BACKGROUND Mechanical ventilation is a life-saving procedure for most patients in ICUs. But it has a risk of acquiring respiratory tract infections resulting in high morbidity and mortality. If not treated early, it may lead to ventilator-associated pneumonia (VAP). Early diagnosis and appropriate antibiotic therapy at right time in the right dosage is essential for better clinical outcome. The objectives of the study were to analyse the microbiomes of endotracheal samples and their antimicrobial susceptibility pattern in mechanically ventilated patients in ICUs and to frame an institution based local antibiotic policy especially for them. METHODS A retrospective study was conducted in a tertiary care hospital and sample data was collected which included all adult patients who were mechanically ventilated for various co-morbid conditions in ICUs from January 2019 to December 2019. All the samples were processed for microscopy, culture and antimicrobial susceptibility pattern.
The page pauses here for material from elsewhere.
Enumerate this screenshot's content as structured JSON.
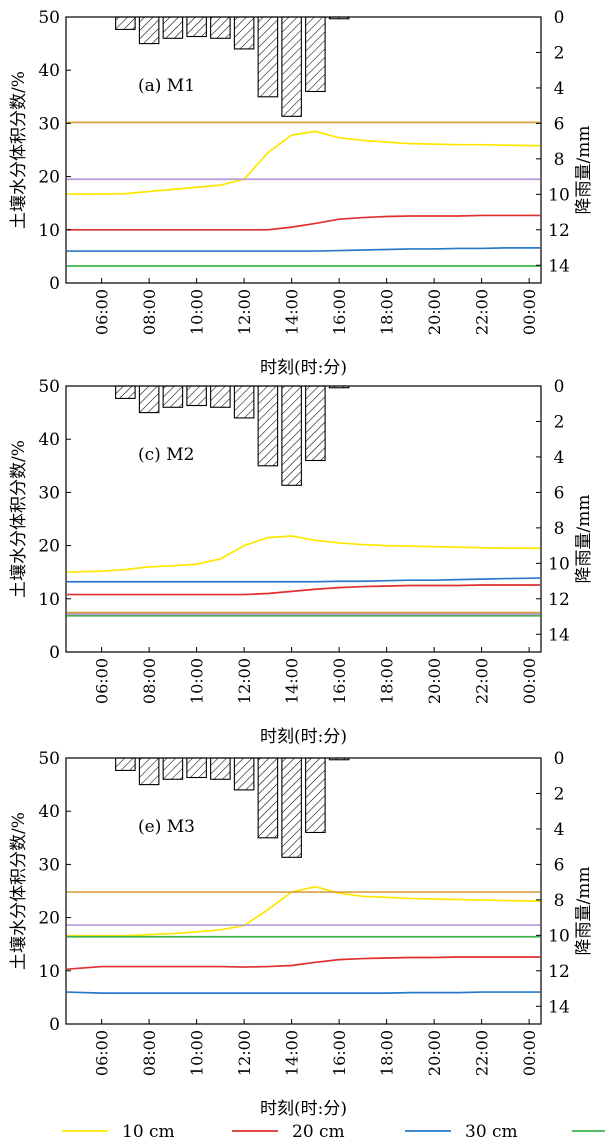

RESULTS Among 848 endotracheal samples, 673 (79.4 %) samples were culture positive and 175 (20.6 %) samples were sterile. Most common organism was Acinetobacter spp (N=240) followed by Klebsiella spp (N=225) and Pseudomonas spp (N=97). In our study, polymicrobial infections were 186(21.7 %). Sixty-eight percent of organisms were multidrug-resistant. Carbapenem resistance was 58 %. CONCLUSIONS The most common complication of mechanical ventilation is an endotracheal infection which in turn leads to prolonged stay in hospital, morbidity and mortality. It is essential to know about the local microbiome and its antibiotic susceptibility pattern. KEY WORDS Microbiome-human, Antibiogram, Endotracheal Intubation.